Scottish Sea Farms’ head of fish health and welfare Dr Ralph Bickerdike said: “The Fish Health Inspectorate Report clearly states that no notifiable diseases were found and that the infectious salmon anaemia virus listed was non-pathogenic. In other words, it was not harmful to fish stocks – wild or farmed – and no further action was required.
“Unfortunately, these latest claims are yet another example of an activist sensationalising a story, which only serves to hurt both farmer and farming sector.”
Pathogenic ISA is a notifiable disease in Great Britain, but the non-pathogenic version isn’t. Neither form of the virus poses any risk to humans – they are specific to fish.
In rare cases the virus can mutate, and Staniford has pointed to research by scientists from the Faroese Food and Veterinary Authority, Marine Scotland Science and the Norwegian Veterinary Institute published in the Journal of General Virology in 2017. The authors provided the first evidence of genetic and functional evolution from an ISAV-HPR0 variant to a low-virulent ISAV virus in a Faroese Atlantic salmon marine farm.
ISA was first reported in Norway in 1984, but has since been reported in Canada, the USA, the Faroe Islands, Ireland and Scotland.

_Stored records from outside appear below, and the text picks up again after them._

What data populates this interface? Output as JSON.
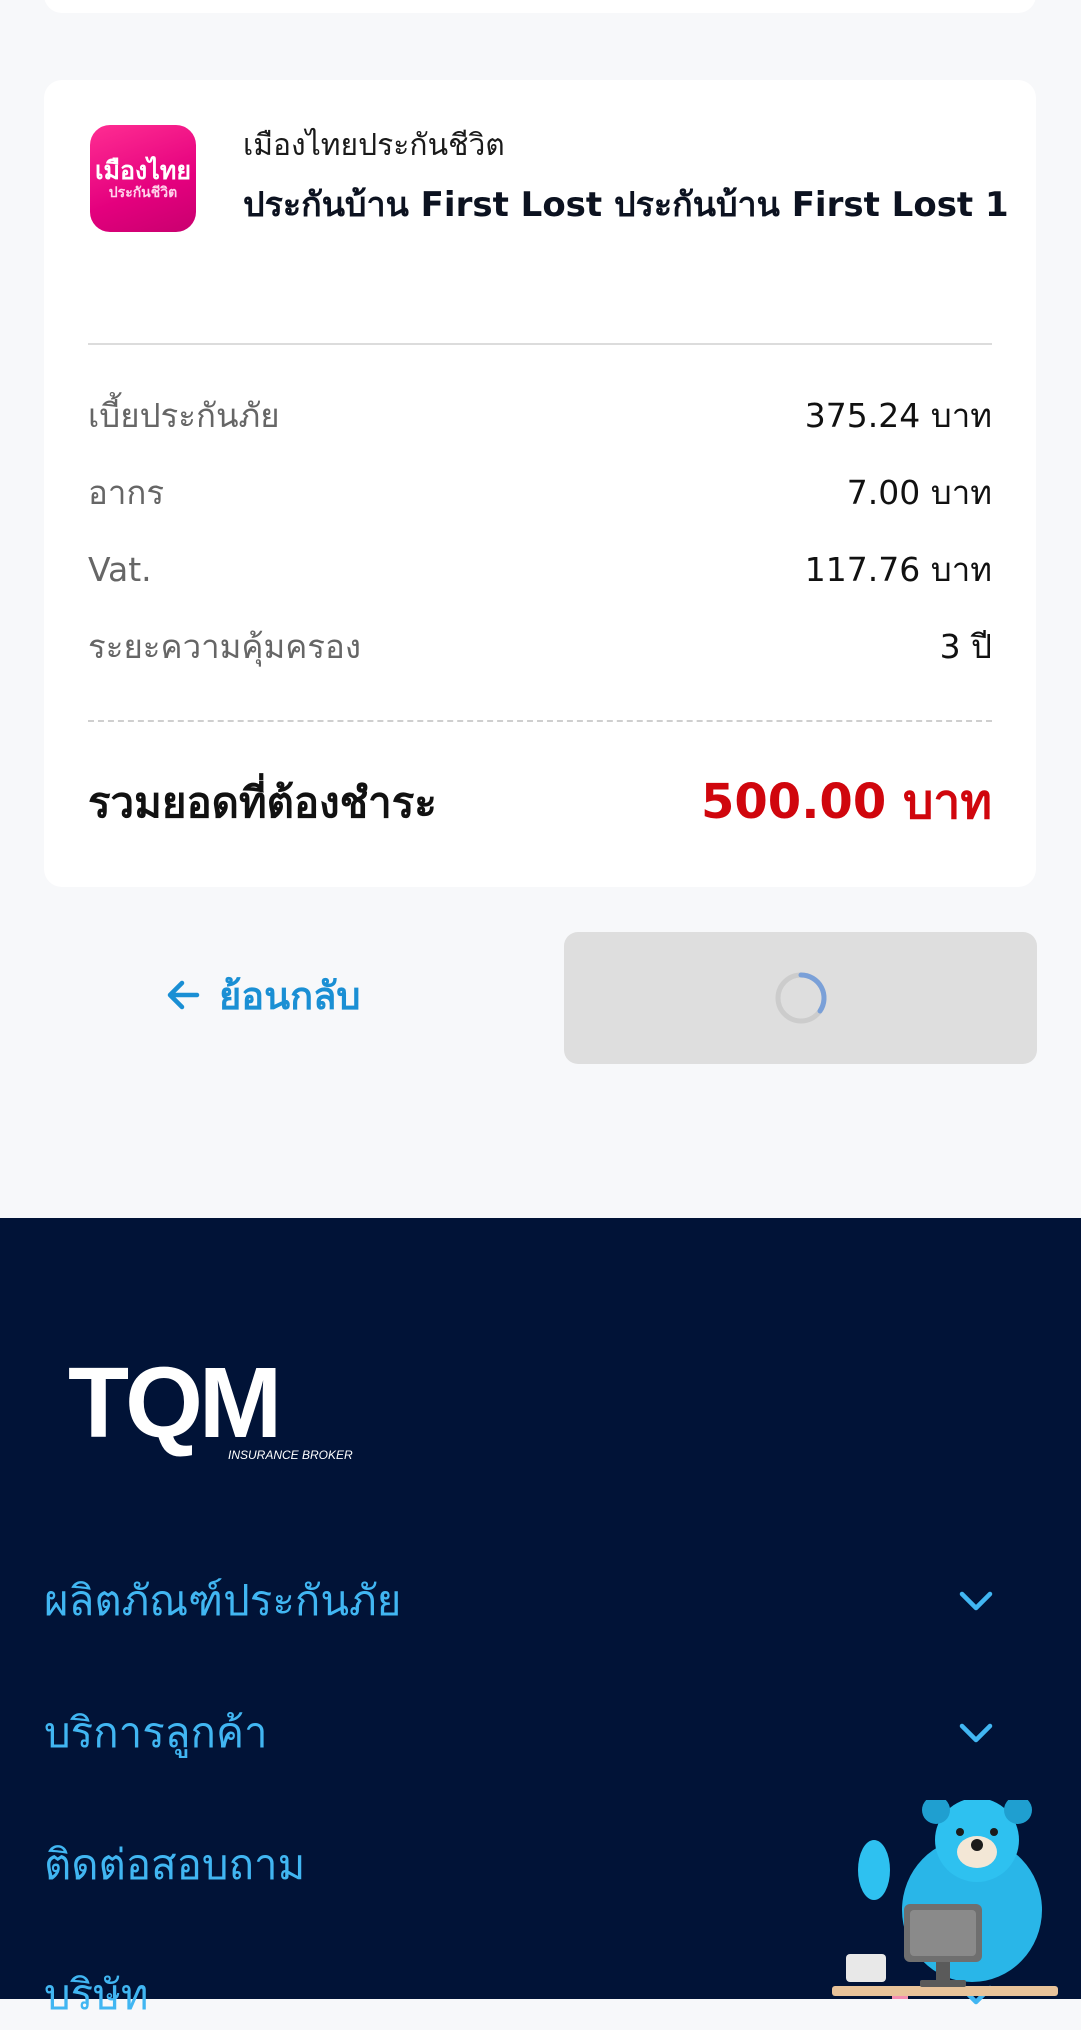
{
  "summary": {
    "insurer_logo_text_line1": "เมืองไทย",
    "insurer_logo_text_line2": "ประกันชีวิต",
    "insurer_name": "เมืองไทยประกันชีวิต",
    "plan_name": "ประกันบ้าน First Lost ประกันบ้าน First Lost 1",
    "fees": [
      {
        "label": "เบี้ยประกันภัย",
        "value": "375.24 บาท"
      },
      {
        "label": "อากร",
        "value": "7.00 บาท"
      },
      {
        "label": "Vat.",
        "value": "117.76 บาท"
      },
      {
        "label": "ระยะความคุ้มครอง",
        "value": "3 ปี"
      }
    ],
    "total_label": "รวมยอดที่ต้องชำระ",
    "total_value": "500.00 บาท"
  },
  "actions": {
    "back_label": "ย้อนกลับ"
  },
  "footer": {
    "logo_text": "TQM",
    "logo_subtext": "INSURANCE BROKER",
    "menu": [
      {
        "label": "ผลิตภัณฑ์ประกันภัย"
      },
      {
        "label": "บริการลูกค้า"
      },
      {
        "label": "ติดต่อสอบถาม"
      },
      {
        "label": "บริษัท"
      }
    ]
  },
  "colors": {
    "accent_blue": "#1a8fd4",
    "total_red": "#d0060d",
    "footer_bg": "#011337",
    "footer_link": "#41b6f2"
  }
}
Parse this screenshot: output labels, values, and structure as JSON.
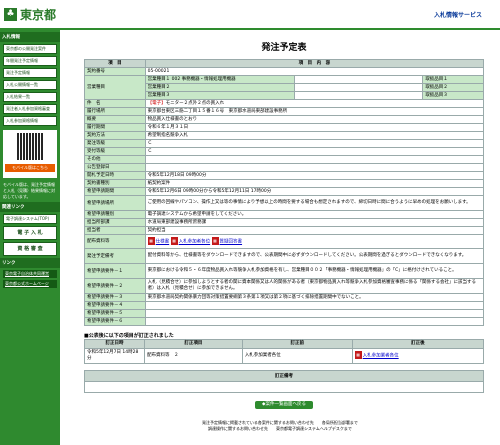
{
  "header": {
    "logo_mark": "♣",
    "logo_text": "東京都",
    "system_title": "入札情報サービス"
  },
  "sidebar": {
    "section_menu": "入札情報",
    "menu_items": [
      "東京都の公開発注案件",
      "年間発注予定情報",
      "発注予定情報",
      "入札公開情報一覧",
      "入札結果一覧",
      "発注者入札参加資格審査",
      "入札参加資格情報"
    ],
    "qr_label": "モバイル版はこちら",
    "mobile_note": "モバイル版は、発注予定情報と入札（見積）結果情報に対応しています。",
    "section_links": "関連リンク",
    "link_items": [
      "電子調達システム(TOP)",
      "電 子 入 札",
      "資 格 審 査"
    ],
    "section_other": "リンク",
    "other_links": [
      "東京電子自治体共同運営",
      "東京都公式ホームページ"
    ]
  },
  "main": {
    "page_title": "発注予定表",
    "head_item": "項　目",
    "head_content": "項　目　内　容",
    "rows": [
      {
        "label": "契約番号",
        "value": "05-00021"
      },
      {
        "label": "営業種目",
        "value": "営業種目１ 002 事務機器・情報処理用機器",
        "extra": "取扱品目１"
      },
      {
        "label": "",
        "value": "営業種目２",
        "extra": "取扱品目２"
      },
      {
        "label": "",
        "value": "営業種目３",
        "extra": "取扱品目３"
      },
      {
        "label": "件　名",
        "value_tag": "【電子】",
        "value": "モニター２点外２点の買入れ"
      },
      {
        "label": "履行場所",
        "value": "東京都台東区三筋二丁目１５番１６号　東京都水道局東部建設事務所"
      },
      {
        "label": "概要",
        "value": "物品買入仕様書のとおり"
      },
      {
        "label": "履行期間",
        "value": "令和６年１月３１日"
      },
      {
        "label": "契約方法",
        "value": "希望制指名競争入札"
      },
      {
        "label": "発注等級",
        "value": "Ｃ"
      },
      {
        "label": "受付等級",
        "value": "Ｃ"
      },
      {
        "label": "その他",
        "value": ""
      },
      {
        "label": "公告登録日",
        "value": ""
      },
      {
        "label": "開札予定日時",
        "value": "令和5年12月18日 09時00分"
      },
      {
        "label": "契約書種別",
        "value": "紙契約案件"
      },
      {
        "label": "希望申請期間",
        "value": "令和5年12月6日 09時00分から令和5年12月11日 17時00分"
      },
      {
        "label": "希望申請場所",
        "value": "ご使用の回線やパソコン、操作上又は等の事情により予想以上の時間を要する場合も想定されますので、締切日時に間に合うように早めの処理をお願いします。"
      },
      {
        "label": "希望申請種別",
        "value": "電子調達システムから希望申請をしてください。"
      },
      {
        "label": "担当所部課",
        "value": "水道局東部建設事務所庶務課"
      },
      {
        "label": "担当者",
        "value": "契約担当"
      },
      {
        "label": "配布資料等",
        "value": ""
      },
      {
        "label": "発注予定備考",
        "value": "配付資料等から、仕様書等をダウンロードできますので、公表期間中に必ずダウンロードしてください。公表期間を過ぎるとダウンロードできなくなります。"
      },
      {
        "label": "希望申請要件－１",
        "value": "東京都における令和５・６年度物品買入れ等競争入札参加資格を有し、営業種目００２「事務機器・情報処理用機器」の「C」に格付けされていること。"
      },
      {
        "label": "希望申請要件－２",
        "value": "入札（見積合せ）に参加しようとする者の関に資本関係又は人的関係がある者（東京都物品買入れ等競争入札参加資格審査事務に係る「関係する会社」に該当する者）は入札（見積合せ）に参加できません。"
      },
      {
        "label": "希望申請要件－３",
        "value": "東京都水道局契約関係暴力団等対策措置要綱第３条第１項又は第２項に基づく排除措置期間中でないこと。"
      },
      {
        "label": "希望申請要件－４",
        "value": ""
      },
      {
        "label": "希望申請要件－５",
        "value": ""
      },
      {
        "label": "希望申請要件－６",
        "value": ""
      }
    ],
    "docs": [
      "仕様書",
      "入札参加者各位",
      "質疑回答書"
    ],
    "history_note": "■公表後に以下の項目が訂正されました",
    "history_headers": [
      "訂正日時",
      "訂正項目",
      "訂正前",
      "訂正後"
    ],
    "history_row": {
      "date": "令和5年12月7日 14時28分",
      "item": "配布資料等　２",
      "before": "入札参加業者各位",
      "after": "入札参加業者各位"
    },
    "remarks_header": "訂正備考",
    "back_button": "◆案件一覧画面へ戻る"
  },
  "footer": {
    "line1": "発注予定情報に掲載されている各案件に関するお問い合わせ先　　各局所担当部署まで",
    "line2": "調達操作に関するお問い合わせ先　　東京都電子調達システムヘルプデスクまで"
  }
}
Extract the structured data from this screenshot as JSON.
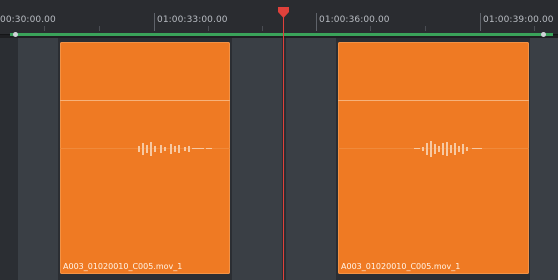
{
  "ruler": {
    "labels": [
      "00:30:00.00",
      "01:00:33:00.00",
      "01:00:36:00.00",
      "01:00:39:00.00"
    ]
  },
  "clips": [
    {
      "name": "A003_01020010_C005.mov_1"
    },
    {
      "name": "A003_01020010_C005.mov_1"
    }
  ],
  "colors": {
    "clip": "#ef7a23",
    "playhead": "#e0413b",
    "inout": "#3aa35a"
  }
}
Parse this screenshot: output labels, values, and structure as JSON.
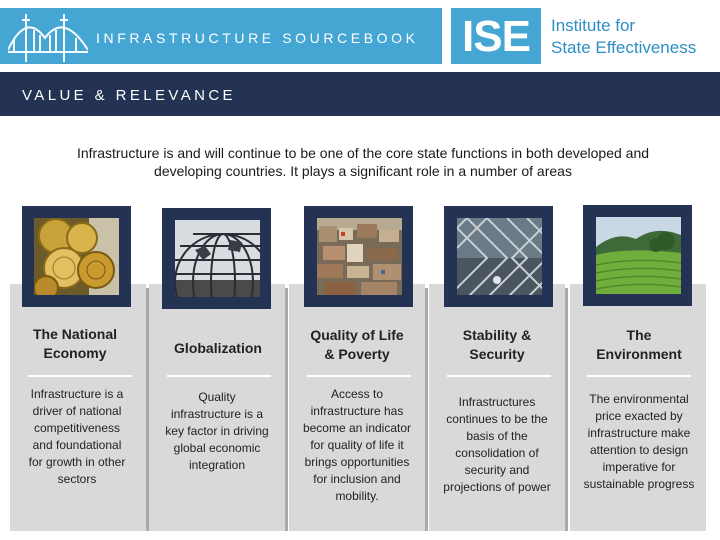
{
  "header": {
    "title": "INFRASTRUCTURE SOURCEBOOK",
    "logo_text": "ISE",
    "institute_line1": "Institute for",
    "institute_line2": "State Effectiveness"
  },
  "section": {
    "title": "VALUE & RELEVANCE"
  },
  "intro": {
    "line1": "Infrastructure is and will continue to be one of the core state functions in both developed and",
    "line2": "developing countries. It plays a significant role in a number of areas"
  },
  "colors": {
    "header_blue": "#45a6d4",
    "navy": "#243253",
    "card_gray": "#d9d9d9",
    "institute_text": "#2d8fc6"
  },
  "columns": [
    {
      "title": [
        "The National",
        "Economy"
      ],
      "image": "gold-coins-photo",
      "desc": [
        "Infrastructure is a",
        "driver of national",
        "competitiveness",
        "and foundational",
        "for growth in other",
        "sectors"
      ]
    },
    {
      "title": [
        "Globalization"
      ],
      "image": "globe-sculpture-photo",
      "desc": [
        "Quality",
        "infrastructure is a",
        "key factor in driving",
        "global economic",
        "integration"
      ]
    },
    {
      "title": [
        "Quality of Life",
        "& Poverty"
      ],
      "image": "slum-housing-photo",
      "desc": [
        "Access to",
        "infrastructure has",
        "become an indicator",
        "for quality of life it",
        "brings opportunities",
        "for inclusion and",
        "mobility."
      ]
    },
    {
      "title": [
        "Stability &",
        "Security"
      ],
      "image": "chain-link-fence-photo",
      "desc": [
        "Infrastructures",
        "continues to be the",
        "basis of the",
        "consolidation of",
        "security and",
        "projections of power"
      ]
    },
    {
      "title": [
        "The",
        "Environment"
      ],
      "image": "tea-plantation-hills-photo",
      "desc": [
        "The environmental",
        "price exacted by",
        "infrastructure make",
        "attention to design",
        "imperative for",
        "sustainable progress"
      ]
    }
  ]
}
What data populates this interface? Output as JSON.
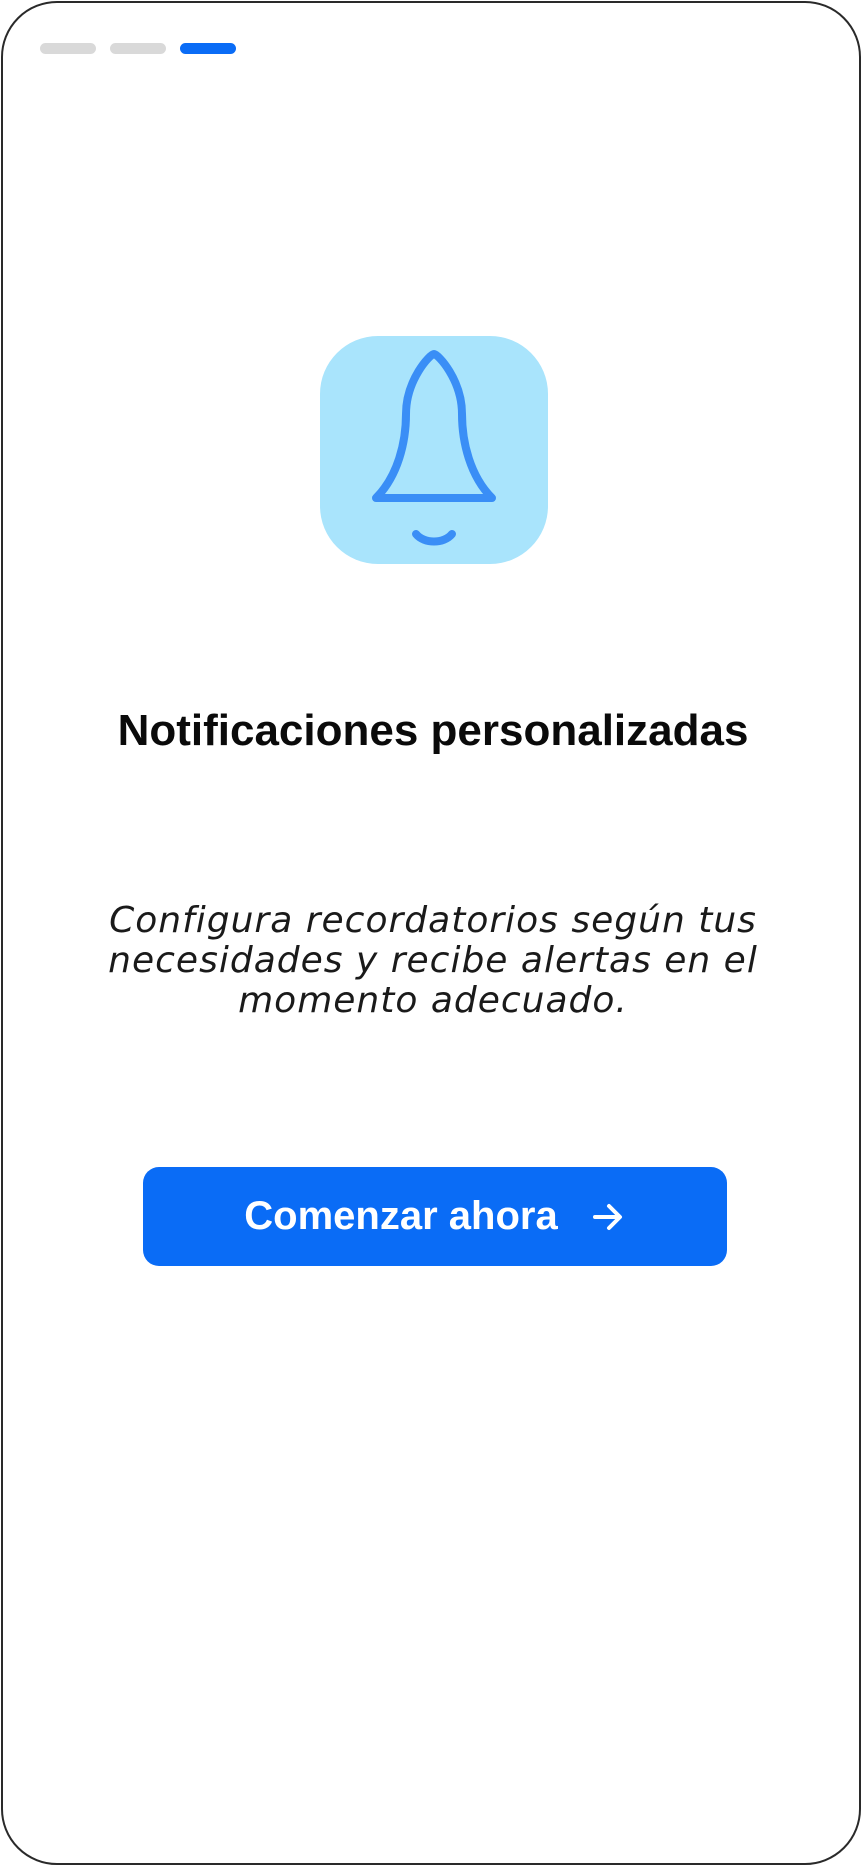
{
  "progress": {
    "steps": 3,
    "active_step": 3
  },
  "hero": {
    "icon": "bell-icon"
  },
  "title": "Notificaciones personalizadas",
  "description": "Configura recordatorios según tus necesidades y recibe alertas en el momento adecuado.",
  "cta": {
    "label": "Comenzar ahora",
    "icon": "arrow-right-icon"
  },
  "colors": {
    "accent": "#0a6cf6",
    "icon_tile_bg": "#a9e4fc",
    "icon_stroke": "#3a8ef6",
    "inactive_step": "#d9d9d9"
  }
}
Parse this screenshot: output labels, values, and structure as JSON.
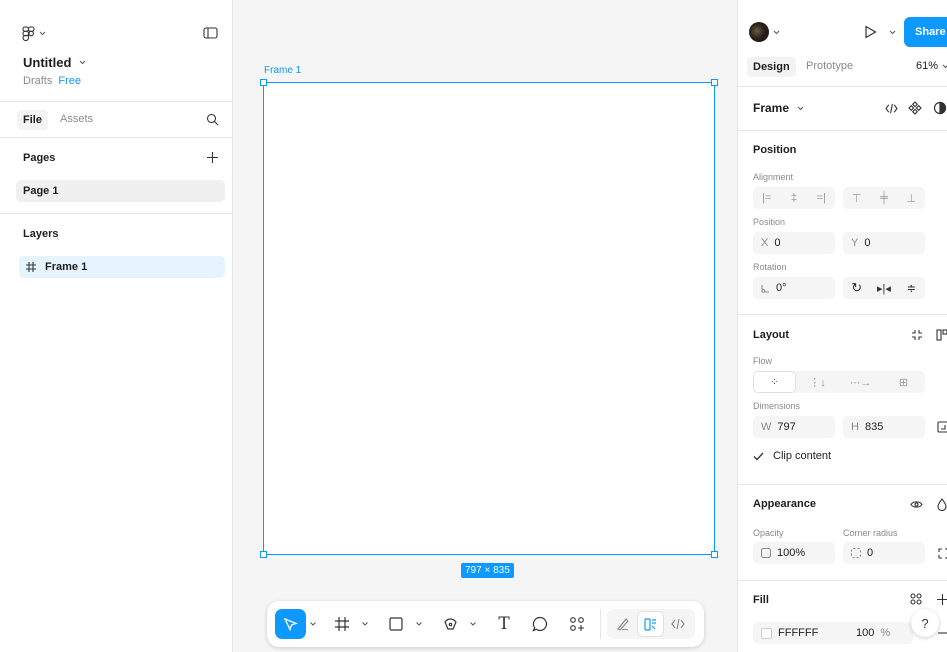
{
  "left_panel": {
    "file_name": "Untitled",
    "location": "Drafts",
    "plan": "Free",
    "tabs": [
      "File",
      "Assets"
    ],
    "pages_heading": "Pages",
    "pages": [
      "Page 1"
    ],
    "layers_heading": "Layers",
    "layers": [
      "Frame 1"
    ]
  },
  "canvas": {
    "frame_label": "Frame 1",
    "size_badge": "797 × 835"
  },
  "toolbar": {
    "tools": [
      "move",
      "frame",
      "rectangle",
      "pen",
      "text",
      "comment",
      "actions"
    ],
    "modes": [
      "draw",
      "design",
      "dev"
    ]
  },
  "right_panel": {
    "share_label": "Share",
    "tabs": [
      "Design",
      "Prototype"
    ],
    "zoom": "61%",
    "selection_type": "Frame",
    "position": {
      "heading": "Position",
      "alignment_label": "Alignment",
      "position_label": "Position",
      "x_label": "X",
      "x_value": "0",
      "y_label": "Y",
      "y_value": "0",
      "rotation_label": "Rotation",
      "rotation_value": "0°"
    },
    "layout": {
      "heading": "Layout",
      "flow_label": "Flow",
      "dimensions_label": "Dimensions",
      "w_label": "W",
      "w_value": "797",
      "h_label": "H",
      "h_value": "835",
      "clip_content": "Clip content",
      "clip_checked": true
    },
    "appearance": {
      "heading": "Appearance",
      "opacity_label": "Opacity",
      "opacity_value": "100%",
      "corner_radius_label": "Corner radius",
      "corner_radius_value": "0"
    },
    "fill": {
      "heading": "Fill",
      "hex": "FFFFFF",
      "opacity": "100",
      "unit": "%"
    },
    "help": "?"
  },
  "colors": {
    "accent": "#0d99ff",
    "canvas": "#f5f5f5",
    "selected_row": "#e5f4ff"
  }
}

Both outbreaks of ISA in Scotland in 1998-99 and 2008-09 were successfully eradicated, and Great Britain has ISA-free status.
Ronnie Soutar, head of veterinary services at SFF and chair of the Scottish Society for the Prevention of Cruelty to Animals, told Fish Farming Expert: “We now know that the virus which can cause ISA exists mainly in a non-pathogenic form; infection with this does not lead to ISA disease.
“However, as we’ve heard a lot over the last year or so, viruses can mutate and occasionally the harmless form of ISA virus mutates into a pathogenic form which will cause the disease.
“There is evidence that wild fish, particularly salmon and related species, carry the non-pathogenic form and that farmed fish are frequently exposed to it. Infection causes a transitory viraemia (virus in the blood stream and tissues) after which the fish’s immunity overcomes the infection.
“Because these infections are so short-lived and not associated with disease, it’s unusual for them to be detected – it can be a matter of luck that a sample is taken at just the right time, as appears to have been the case on the Spelve farm.”